Saturday, August 01, 2020

Between Engine & Wheels


18th Sunday in Ordinary Time (A)


Readings: Isaiah 55:1-3; Psalm 144(145):8-9,15-18; Romans 8:35,37-39; Matthew 14:13-21

Picture: cc Kyle McKenzie


My dear friends, do you know what an axle is? It’s that crucially important part of a car that connects the engine to the wheels. The axle transmits the energy generated by the engine to the wheels in order to make them turn. Without the axle, even if the engine may run, the car will not move.


I mention this, because what we find in today’s Mass readings looks very much to me like the parts of a car. First, the second reading tells us about the amazing engine that is God’s love. So irresistible is its power that no created thing can ever come between us and the love of God made visible in Christ Jesus our Lord.

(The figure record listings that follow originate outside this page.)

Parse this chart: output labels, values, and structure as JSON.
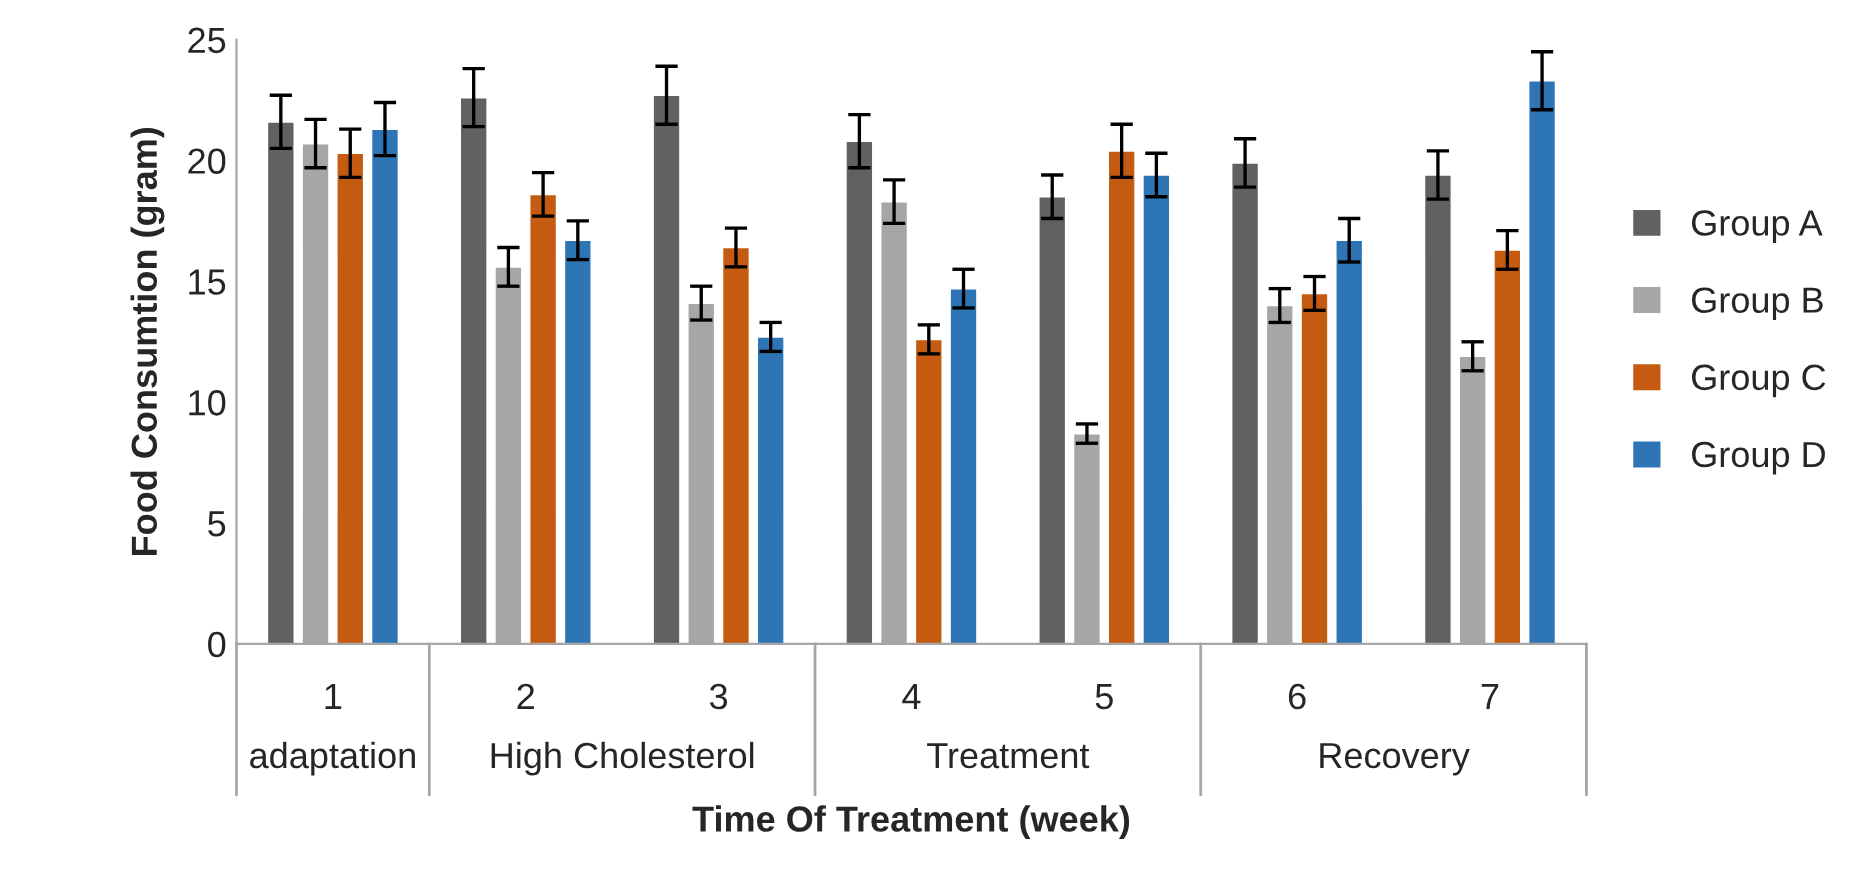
{
  "chart_data": {
    "type": "bar",
    "xlabel": "Time Of Treatment (week)",
    "ylabel": "Food Consumtion (gram)",
    "categories": [
      "1",
      "2",
      "3",
      "4",
      "5",
      "6",
      "7"
    ],
    "series": [
      {
        "name": "Group A",
        "color": "#616161",
        "values": [
          21.6,
          22.6,
          22.7,
          20.8,
          18.5,
          19.9,
          19.4
        ],
        "errors": [
          1.1,
          1.2,
          1.2,
          1.1,
          0.9,
          1.0,
          1.0
        ]
      },
      {
        "name": "Group B",
        "color": "#a6a6a6",
        "values": [
          20.7,
          15.6,
          14.1,
          18.3,
          8.7,
          14.0,
          11.9
        ],
        "errors": [
          1.0,
          0.8,
          0.7,
          0.9,
          0.4,
          0.7,
          0.6
        ]
      },
      {
        "name": "Group C",
        "color": "#c55a11",
        "values": [
          20.3,
          18.6,
          16.4,
          12.6,
          20.4,
          14.5,
          16.3
        ],
        "errors": [
          1.0,
          0.9,
          0.8,
          0.6,
          1.1,
          0.7,
          0.8
        ]
      },
      {
        "name": "Group D",
        "color": "#2e75b6",
        "values": [
          21.3,
          16.7,
          12.7,
          14.7,
          19.4,
          16.7,
          23.3
        ],
        "errors": [
          1.1,
          0.8,
          0.6,
          0.8,
          0.9,
          0.9,
          1.2
        ]
      }
    ],
    "annotations": [
      "adaptation",
      "High Cholesterol",
      "Treatment",
      "Recovery"
    ],
    "ylim": [
      0,
      25
    ],
    "yticks": [
      0,
      5,
      10,
      15,
      20,
      25
    ],
    "grid": false,
    "legend": "right"
  }
}
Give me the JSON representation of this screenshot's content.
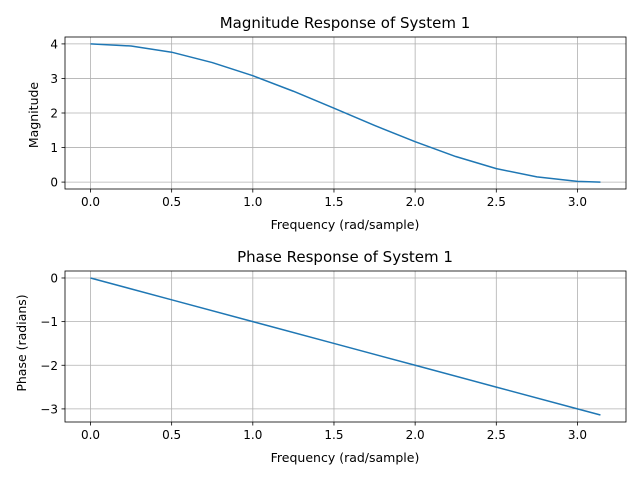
{
  "chart_data": [
    {
      "type": "line",
      "title": "Magnitude Response of System 1",
      "xlabel": "Frequency (rad/sample)",
      "ylabel": "Magnitude",
      "xlim": [
        -0.157,
        3.299
      ],
      "ylim": [
        -0.2,
        4.2
      ],
      "xticks": [
        0.0,
        0.5,
        1.0,
        1.5,
        2.0,
        2.5,
        3.0
      ],
      "xtick_labels": [
        "0.0",
        "0.5",
        "1.0",
        "1.5",
        "2.0",
        "2.5",
        "3.0"
      ],
      "yticks": [
        0,
        1,
        2,
        3,
        4
      ],
      "ytick_labels": [
        "0",
        "1",
        "2",
        "3",
        "4"
      ],
      "grid": true,
      "series": [
        {
          "color": "#1f77b4",
          "x": [
            0.0,
            0.25,
            0.5,
            0.75,
            1.0,
            1.25,
            1.5,
            1.75,
            2.0,
            2.25,
            2.5,
            2.75,
            3.0,
            3.1416
          ],
          "y": [
            4.0,
            3.94,
            3.76,
            3.46,
            3.08,
            2.63,
            2.14,
            1.64,
            1.17,
            0.74,
            0.39,
            0.15,
            0.02,
            0.0
          ]
        }
      ]
    },
    {
      "type": "line",
      "title": "Phase Response of System 1",
      "xlabel": "Frequency (rad/sample)",
      "ylabel": "Phase (radians)",
      "xlim": [
        -0.157,
        3.299
      ],
      "ylim": [
        -3.3,
        0.16
      ],
      "xticks": [
        0.0,
        0.5,
        1.0,
        1.5,
        2.0,
        2.5,
        3.0
      ],
      "xtick_labels": [
        "0.0",
        "0.5",
        "1.0",
        "1.5",
        "2.0",
        "2.5",
        "3.0"
      ],
      "yticks": [
        0,
        -1,
        -2,
        -3
      ],
      "ytick_labels": [
        "0",
        "−1",
        "−2",
        "−3"
      ],
      "grid": true,
      "series": [
        {
          "color": "#1f77b4",
          "x": [
            0.0,
            0.5,
            1.0,
            1.5,
            2.0,
            2.5,
            3.0,
            3.1416
          ],
          "y": [
            0.0,
            -0.5,
            -1.0,
            -1.5,
            -2.0,
            -2.5,
            -3.0,
            -3.14
          ]
        }
      ]
    }
  ]
}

It is this same amazing power that Jesus invites his disciples to share with the crowds gathered around them in the gospel. Now the Lord could probably have quite easily fed the people on his own, right? Yet he chose to say to his disciples, give them something to eat yourselves. Why did he do this, if not to show them that, if he himself is the engine, then they are meant to be the wheels?

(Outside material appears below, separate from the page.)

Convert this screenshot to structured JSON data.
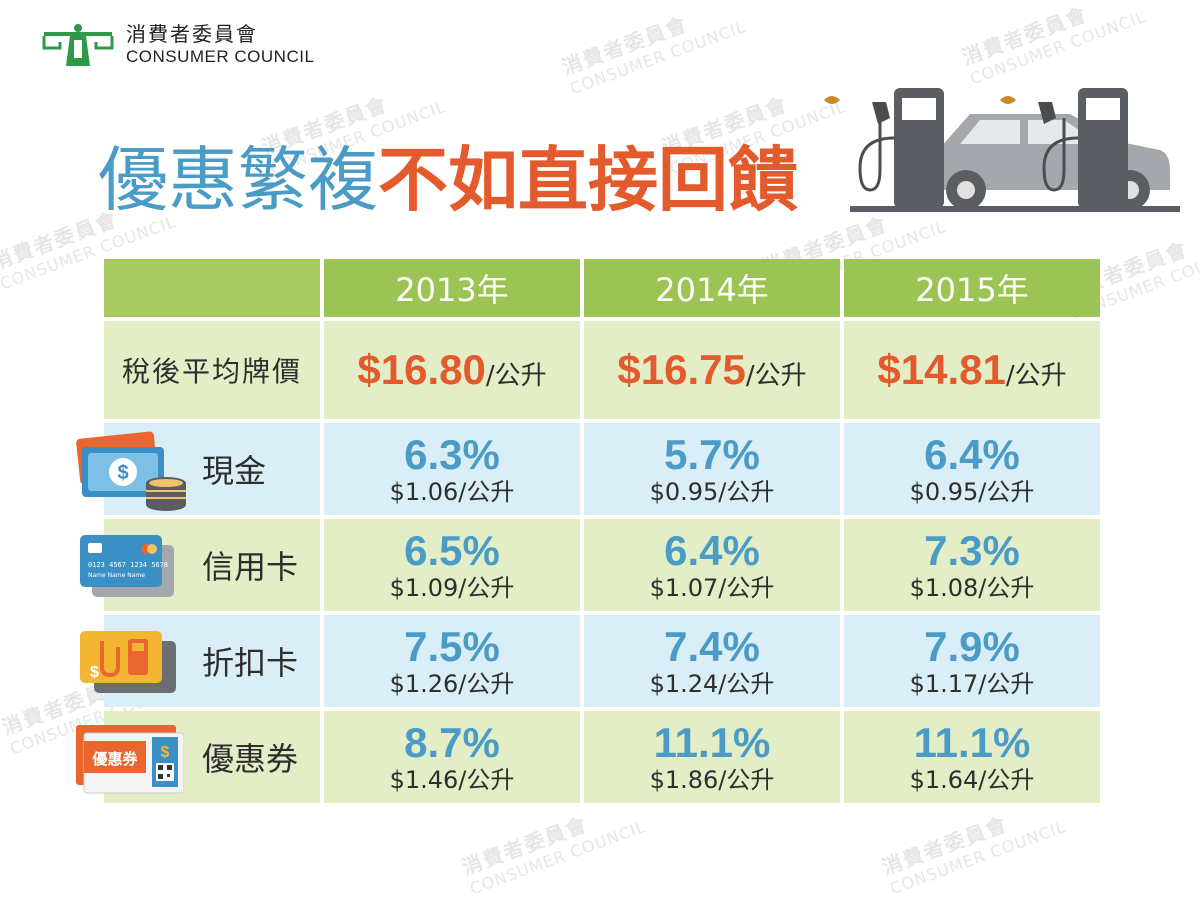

And the call Jesus issued to the first disciples in the gospel remains our call today. We too are meant to be channels of God’s love, reaching out to feed others with the spiritual food that God provides for us so freely and abundantly in Christ. The same food that we are gathered here at this Mass to enjoy. And to do this not just in word, but also in deed. Not just in church, but wherever our steps may take us in the world. To be the wheels that keep turning to bring God’s love especially to those who may be most in need of it right now.


But that’s not all. In addition to an engine and wheels, the readings also describe for us something that looks like an axle. Except that this axle is not so much an object as it is a practice, or a discipline. We find it most clearly in the first reading, where God appeals to all who are thirsty to come to the water! To come to the Divine Engine that alone is the Source of everything that is good and true and beautiful. To come to the One who is Goodness and Truth and Beauty itself. To come… and drink… and eat… and live…


Except that this is not our usual kind of eating and drinking. It is not the compulsive consumption that our modern society engages in so routinely everyday. The kind that can be done half asleep. Indeed the kind that is precisely what keeps so many of us asleep. For what is perhaps most striking about the first reading is how often the word listen is repeated. Listen, listen to me… Pay attention… listen, and your soul will live… To eat and to drink is really to listen closely to God. To receive God’s Word and to ponder its practical implications for our lives. To allow God’s love to take root in us, that we might bear good fruit in abundance. And isn’t this also what our world needs most today, disturbed and disrupted as it is by deprivation and division and disease?


Sisters and brothers, if we are indeed called to be wheels, then what must we do to also become better axles today?